Continuous model series refinement
The input of the continuous model series refinement is a stack of 3D reconstructions, along with their corresponding assigned conformation values (i.e., location in the latent conformational space during the heterogeneity analysis). So, results from any continuous heterogeneity analysis protocol9,11,32, in addition to our GMM-DNN-based one10, can be used as the input for the modeling process. Same as the single model refinement, we make projections from the reconstructions, and use those 2D projections instead of 3D volumes as DNN training input to reduce the computational resource usage.
The procedure of model series refinement is generally the same as the single model refinement, but instead of a constant vector, here, for each projection image, the actual conformation value of the corresponding reconstruction is used as the input of the DNN. To ensure the continuity of the output models, a small random variable is added to the conformation input, similar to the variational autoencoder implementation41. Therefore, the output models can have continuous movement even though the input reconstructions are only sampled at discrete positions in the conformational space.
Finally, to make sure the model series always has good geometry, we perform additional rounds of local geometry refinement using the input of uniformly distributed random variables along the trajectory in the latent space. As a result, the output model series would have near-perfect stereochemical scores even at the frames that are not sampled by the 3D volumes from the input.

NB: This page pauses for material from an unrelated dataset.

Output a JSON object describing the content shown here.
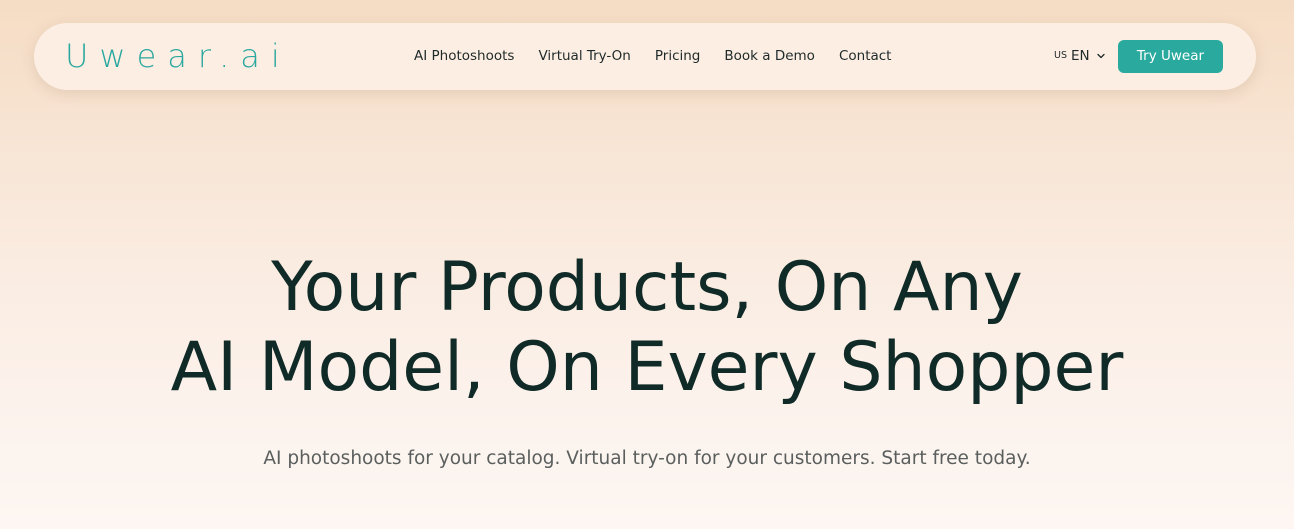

Unlike the single model refinement, here the weights of the DNNs are in fact necessary to produce the model series from the input conformation values. Therefore, to integrate multiple networks, the DNNs need to be trained together. That is, during the large-scale morphing refinement, only the first DNN is trained, and its weights are stored for the subsequent training rounds. For the residue movement refinement, the first two DNNs are trained together and their output is summarized to produce the output model series, and during the full atom refinement, all three DNNs are trained together.
Details on examples
For the TRPV1 example, we start from the PDB model (PDB-3J5R)27, which was built from a lower resolution structure at a different conformation (EMD-5777, 4.2 Å). The model was first inspected and roughly fitted into the new map (EMD-8117, 2.95 Å)28 using UCSF ChimeraX42, before being used as the input for the refinement protocol. The target resolution for model refinement was set to 3 Å, and default parameters were used for the refinement. Since the map resolution is high enough, we also rebuilt all sidechain rotamers according to the density map during the refinement.

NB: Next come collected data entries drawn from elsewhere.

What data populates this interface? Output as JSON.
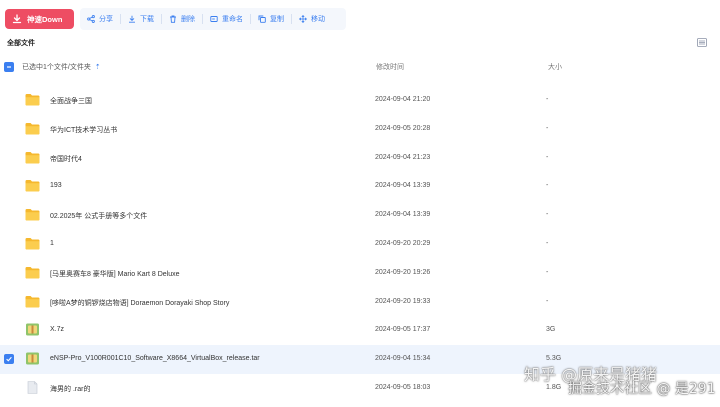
{
  "toolbar": {
    "primary_label": "神速Down",
    "actions": [
      {
        "label": "分享",
        "icon": "share-icon"
      },
      {
        "label": "下载",
        "icon": "download-icon"
      },
      {
        "label": "删除",
        "icon": "trash-icon"
      },
      {
        "label": "重命名",
        "icon": "rename-icon"
      },
      {
        "label": "复制",
        "icon": "copy-icon"
      },
      {
        "label": "移动",
        "icon": "move-icon"
      }
    ]
  },
  "breadcrumb": "全部文件",
  "table": {
    "selection_label": "已选中1个文件/文件夹",
    "col_date": "修改时间",
    "col_size": "大小"
  },
  "files": [
    {
      "name": "全面战争三国",
      "date": "2024-09-04 21:20",
      "size": "-",
      "type": "folder",
      "selected": false
    },
    {
      "name": "华为ICT技术学习丛书",
      "date": "2024-09-05 20:28",
      "size": "-",
      "type": "folder",
      "selected": false
    },
    {
      "name": "帝国时代4",
      "date": "2024-09-04 21:23",
      "size": "-",
      "type": "folder",
      "selected": false
    },
    {
      "name": "193",
      "date": "2024-09-04 13:39",
      "size": "-",
      "type": "folder",
      "selected": false
    },
    {
      "name": "02.2025年 公式手册等多个文件",
      "date": "2024-09-04 13:39",
      "size": "-",
      "type": "folder",
      "selected": false
    },
    {
      "name": "1",
      "date": "2024-09-20 20:29",
      "size": "-",
      "type": "folder",
      "selected": false
    },
    {
      "name": "[马里奥赛车8 豪华版] Mario Kart 8 Deluxe",
      "date": "2024-09-20 19:26",
      "size": "-",
      "type": "folder",
      "selected": false
    },
    {
      "name": "[哆啦A梦的铜锣烧店物语] Doraemon Dorayaki Shop Story",
      "date": "2024-09-20 19:33",
      "size": "-",
      "type": "folder",
      "selected": false
    },
    {
      "name": "X.7z",
      "date": "2024-09-05 17:37",
      "size": "3G",
      "type": "archive",
      "selected": false
    },
    {
      "name": "eNSP-Pro_V100R001C10_Software_X8664_VirtualBox_release.tar",
      "date": "2024-09-04 15:34",
      "size": "5.3G",
      "type": "archive",
      "selected": true
    },
    {
      "name": "海男的 .rar的",
      "date": "2024-09-05 18:03",
      "size": "1.8G",
      "type": "file",
      "selected": false
    }
  ],
  "watermark": {
    "line1": "知乎 @原来是猪猪",
    "line2": "掘金技术社区 @ 是291"
  }
}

The continuous movement of TRPV1 was generated from the public dataset EMPIAR-10059, using the heterogeneity analysis previously described in ref. 24. The heterogeneous model series was built from a series of 3D reconstructions generated along the first eigenvector of the particle distribution in the conformation latent space, which describes a rotation motion of the ankyrin repeats domain. The output model from the previous single model refinement of TRPV1 is used as the input for the model series refinement. The target resolution of the model series refinement was set to 7 Å, and default parameters were used during the process (Supplementary video 1).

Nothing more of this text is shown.